Persuasion, ideology, politics

One thing I noticed about the most recent election campaign was the real lack of effort to persuade.  My social media feeds were full of people posting political things, but I only remember seeing one serious attempt to persuade people to vote one way or another (and even that was framed in terms of 'if you know anyone who is thinking of voting Tory...' - i.e., it wasn't trying to persuade directly, but on the assumption that all our friends think the same as us was advising on how we might evangelise the heathen).  Why don't we try to persuade each other?

My guess is that there are a number of factors.

One is the resurrection, on the left at least, of ideology.  Ideology, which we might perhaps define as a coherent and programmatic set of ideas which are considered to mutually imply or reinforce one another, makes persuasion more difficult, because you have to buy the whole package.  Now, some of us have considered, for example, socialism, and found that it's not a package we want to purchase.  You could still persuade me, though, if you wanted, of various individual policies.  But there is a sense of this being not worth the while.

Part of that sense is driven, I think, by the winner-takes-all setup of British politics.  If you can't persuade me to come over completely to 'your side', there's not much point in trying to persuade me of particular positions.  At the end of the day, one side or the other will be in power.  Note that this is true even after a very mixed election result like last week's.  The Labour party is not talking about how their ideas need to be taken into account, but about how hard they will make it for the Tories to govern.  Similarly, the chastened Conservatives are not chastened enough to consider a cross-party response to anything.

I wonder also if we've stopped trying to persuade because of a combination of statistics and a sense that people will almost always vote their own, predetermined, interests.  One of the most disturbing things about the last election campaign was the division exposed, and I think exacerbated, between young and old.  The implication was that we all know young people vote left, and old people right, and they do so because the right promotes the interests of the elderly and the left the interests of the young.  The determinism implied in this is fueled by stats: we know that the majority of younger people do vote left.  But the assumption that, for example, your dad is bound to vote Tory because he's drawing a pension, and that he does so without a thought for you and your situation is really quite offensive.  This promotes the worst kind of tribalism.  (Speaking from a Christian point of view, I would also want to point out the many, many passages of Scripture which encourage us to respect our elders as those likely to have more wisdom than us!)
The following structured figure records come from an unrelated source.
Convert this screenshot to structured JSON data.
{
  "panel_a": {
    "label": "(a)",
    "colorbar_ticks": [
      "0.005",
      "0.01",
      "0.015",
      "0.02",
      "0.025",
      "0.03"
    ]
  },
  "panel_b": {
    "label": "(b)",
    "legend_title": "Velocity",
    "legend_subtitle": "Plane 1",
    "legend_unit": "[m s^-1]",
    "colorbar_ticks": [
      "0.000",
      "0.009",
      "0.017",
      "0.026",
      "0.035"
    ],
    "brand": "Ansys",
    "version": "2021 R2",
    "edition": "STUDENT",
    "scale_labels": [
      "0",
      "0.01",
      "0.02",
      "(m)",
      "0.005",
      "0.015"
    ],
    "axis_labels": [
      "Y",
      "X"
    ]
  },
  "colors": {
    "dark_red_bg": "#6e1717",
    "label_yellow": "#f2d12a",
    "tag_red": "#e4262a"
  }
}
Another thought is that we are all thoroughly caught up in post-truth.  No point trying to persuade people who live in different worlds and have different truths.  This is not limited to just the extremists, nor is it a phenomenon of the left or right exclusively (it is interesting to compare, for example, Corbyn's comments on the 'mainstream media' with those of the Donald.  My guess is that if you anonymised the comments people wouldn't be able to tell the difference).  But here's the thing: we're post-truth, but we aren't prepared to go full relativist.  So we're led into this place where we have to assume conspiracy: we know the truth, and all those who disagree are blinded.  It would take something with the force of a religious conversion to open their eyes, and so we don't bother trying to engage and persuade.

There is, of course, a big chunk of reality in the post-truth analysis.  We do all live in different worlds.  We see things hugely differently.  So my last thought is this: we don't want to try to persuade in the political realm because it is really, really difficult.  It is difficult because we can't assume the same priorities, or the same goals - it isn't as if we just disagree on the best way to get up the mountain.  We disagree about what the mountain is, or whether there is a mountain at all.  Attempts to persuade would take us pretty quickly into hard conversations - do we agree on any aspects of human flourishing?  Do we even agree about what a human being is?  And here we're in trouble, because I'm not sure we do.  So persuasion would have to go behind politics to huge issues of anthropology, ethics, and ontology.  Who, frankly, can be bothered?

I am not convinced the future is bright for our political discourse.  I don't think we can assume that democracy can work in such a fragmented society.  I wonder what happens next.